Italian scientists together with Russian colleagues have developed a method for cloaking nano-sensors for optics and biomedicine

Peer-Reviewed Publication

National University of Science and Technology MISIS

Visualization of a Metamolecule

image: This is a visualization of a metamolecule, consisting of a PEC cylinder and four dielectric cylinders around. P stands for electric dipole moment of the conductor and T stands for toroidal moment of the dielectric coating. view more 

Credit: © NUST MISIS

An international research group of scientists from Politecnico di Torino (Italy) and NUST MISIS (Russia) has developed a model of a new metamaterial, which will improve the accuracy of nano-sensors in optics and biomedicine by cloaking them from external radiation. The article reporting the results has been recently published in Scientific Reports, a high rank, prestigious interdisciplinary journal, edited by Nature Publishing House.

The development of a new cloaking metamaterial for nano-sensors is carried out within the framework of the Italian-Russian project ANASTASIA (Advanced Non-radiating Scattering Tenuously Architectures And Sustaining Invisible Anapoles), funded with 50,000 Euro by Compagnia di San Paolo in the framework of Joint Projects for the Internationalization of Research (Bando internalizzazione della ricerca, 2017) announced by Politecnico di Torino. The aim of the project is to model and then prototype a metamaterial, which will make nano-scale objects invisible in the uncovered THz frequency range. On the part of Politecnico di Torino, Professor Ladislau Matekovits heads the research group, while Professor Alexey Basharin leads the Russian team. In the research, 4 PhD students and other young professionals are also involved.

A cylinder of perfect electric conductor (PEC) with radius r=2.5 μm has been considered in order to imitate a nano-sensor. Being metallic, it possesses very high wave scattering, allowing to carry out calculations for the maximum possible level of re-radiation. The modeling was performed in THz range, which stands between infrared and microwave bands.

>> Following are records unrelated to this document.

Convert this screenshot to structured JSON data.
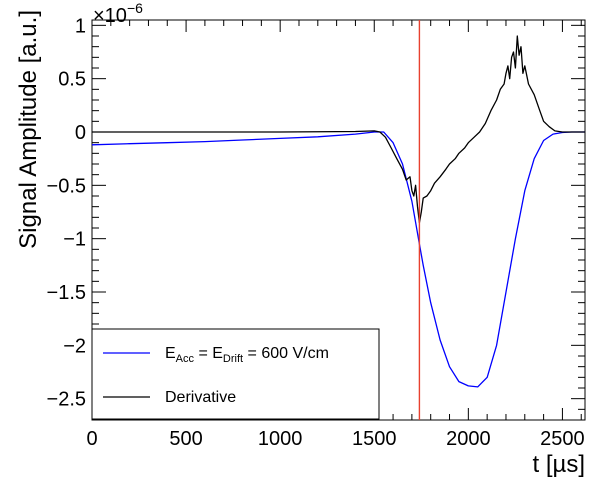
{
  "chart_data": {
    "type": "line",
    "xlabel": "t [µs]",
    "ylabel": "Signal Amplitude [a.u.]",
    "xlim": [
      0,
      2620
    ],
    "ylim": [
      -2.7,
      1.05
    ],
    "y_scale_label": "×10",
    "y_scale_exponent": "−6",
    "x_ticks": [
      0,
      500,
      1000,
      1500,
      2000,
      2500
    ],
    "x_tick_labels": [
      "0",
      "500",
      "1000",
      "1500",
      "2000",
      "2500"
    ],
    "y_ticks": [
      -2.5,
      -2,
      -1.5,
      -1,
      -0.5,
      0,
      0.5,
      1
    ],
    "y_tick_labels": [
      "−2.5",
      "−2",
      "−1.5",
      "−1",
      "−0.5",
      "0",
      "0.5",
      "1"
    ],
    "marker_line": {
      "x": 1740,
      "color": "#e8412f"
    },
    "grid": false,
    "legend": {
      "position": "bottom-left",
      "entries": [
        {
          "parts": [
            "E",
            "Acc",
            " = E",
            "Drift",
            " = 600 V/cm"
          ],
          "color": "#0000ff"
        },
        {
          "label": "Derivative",
          "color": "#000000"
        }
      ]
    },
    "series": [
      {
        "color": "#0000ff",
        "x": [
          0,
          200,
          400,
          600,
          800,
          1000,
          1200,
          1400,
          1500,
          1550,
          1600,
          1650,
          1700,
          1740,
          1760,
          1800,
          1850,
          1900,
          1950,
          2000,
          2050,
          2100,
          2150,
          2200,
          2250,
          2300,
          2350,
          2400,
          2450,
          2500,
          2550,
          2620
        ],
        "y": [
          -0.12,
          -0.11,
          -0.1,
          -0.09,
          -0.075,
          -0.06,
          -0.045,
          -0.02,
          0.0,
          0.0,
          -0.1,
          -0.3,
          -0.65,
          -1.05,
          -1.25,
          -1.6,
          -1.95,
          -2.2,
          -2.34,
          -2.38,
          -2.39,
          -2.3,
          -2.0,
          -1.5,
          -1.0,
          -0.55,
          -0.25,
          -0.08,
          -0.02,
          -0.005,
          0.0,
          0.0
        ]
      },
      {
        "color": "#000000",
        "x": [
          0,
          500,
          1000,
          1400,
          1500,
          1530,
          1560,
          1590,
          1620,
          1650,
          1670,
          1690,
          1700,
          1710,
          1720,
          1730,
          1740,
          1750,
          1760,
          1780,
          1800,
          1820,
          1850,
          1880,
          1900,
          1930,
          1950,
          1980,
          2000,
          2030,
          2060,
          2090,
          2120,
          2150,
          2170,
          2190,
          2200,
          2210,
          2220,
          2230,
          2240,
          2250,
          2260,
          2270,
          2280,
          2290,
          2300,
          2320,
          2350,
          2380,
          2400,
          2430,
          2460,
          2500,
          2620
        ],
        "y": [
          0.0,
          0.0,
          0.0,
          0.005,
          0.01,
          0.0,
          -0.05,
          -0.15,
          -0.25,
          -0.35,
          -0.45,
          -0.42,
          -0.55,
          -0.6,
          -0.5,
          -0.7,
          -0.85,
          -0.75,
          -0.62,
          -0.6,
          -0.55,
          -0.48,
          -0.42,
          -0.35,
          -0.3,
          -0.25,
          -0.2,
          -0.15,
          -0.1,
          -0.05,
          0.0,
          0.08,
          0.2,
          0.3,
          0.4,
          0.45,
          0.55,
          0.62,
          0.5,
          0.7,
          0.75,
          0.6,
          0.9,
          0.72,
          0.8,
          0.55,
          0.62,
          0.45,
          0.35,
          0.2,
          0.1,
          0.05,
          0.01,
          0.0,
          0.0
        ]
      }
    ]
  }
}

The key element of the new metamaterial is a metamolecule (Fig. 1), consisting of four dielectric lithium tantalate (LiTaO3) cylinders, r=5 μm. Serving as a coating for a nano-sensor, dielectrics interact with radiation, exciting non-radiating anapole mode. Separated from each other, all the elements radiate and distort the electric and magnetic fields (Fig. 2 a, b), but when considered all together the object becomes invisible for an external observer (Fig. 2 c).

Apart from the used LiTaO3, depending on the field of application, other materials can be considered. For example, in nano-optics it would be possible to work with silicon and germanium, while in biomedical sensoring biocompatible sodium chloride would be a possible alternative.

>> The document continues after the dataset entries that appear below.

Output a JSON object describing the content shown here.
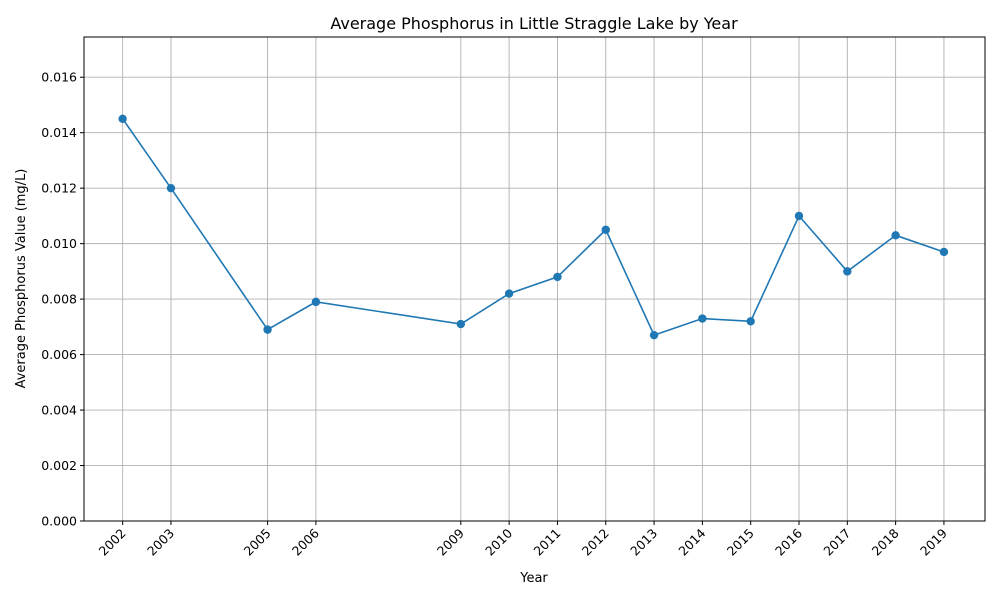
{
  "chart_data": {
    "type": "line",
    "title": "Average Phosphorus in Little Straggle Lake by Year",
    "xlabel": "Year",
    "ylabel": "Average Phosphorus Value (mg/L)",
    "x": [
      2002,
      2003,
      2005,
      2006,
      2009,
      2010,
      2011,
      2012,
      2013,
      2014,
      2015,
      2016,
      2017,
      2018,
      2019
    ],
    "x_tick_labels": [
      "2002",
      "2003",
      "2005",
      "2006",
      "2009",
      "2010",
      "2011",
      "2012",
      "2013",
      "2014",
      "2015",
      "2016",
      "2017",
      "2018",
      "2019"
    ],
    "series": [
      {
        "values": [
          0.0145,
          0.012,
          0.0069,
          0.0079,
          0.0071,
          0.0082,
          0.0088,
          0.0105,
          0.0067,
          0.0073,
          0.0072,
          0.011,
          0.009,
          0.0103,
          0.0097
        ],
        "color": "#1f77b4",
        "marker": "circle"
      }
    ],
    "y_ticks": [
      0.0,
      0.002,
      0.004,
      0.006,
      0.008,
      0.01,
      0.012,
      0.014,
      0.016
    ],
    "y_tick_labels": [
      "0.000",
      "0.002",
      "0.004",
      "0.006",
      "0.008",
      "0.010",
      "0.012",
      "0.014",
      "0.016"
    ],
    "xlim": [
      2001.2,
      2019.85
    ],
    "ylim": [
      0,
      0.01745
    ],
    "grid": true,
    "legend": "none"
  }
}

The next research stage, which is the experimental characterization of a prototype of the proposed structure in vitro, is scheduled for this autumn.

Concurrently, interests in creating configurations by using proper materials, e.g., graphene, and geometrical arrangements that are only transparent at certain wavelengths and/or angles of incidence are targeted. The challenge set by scientists from Politecnico di Torino and NUST MISIS is to generalize the experience to develop a theory which can be used to model and then assemble metamaterials that will cloak nano-scaled objects at all the wavelengths and at any angles.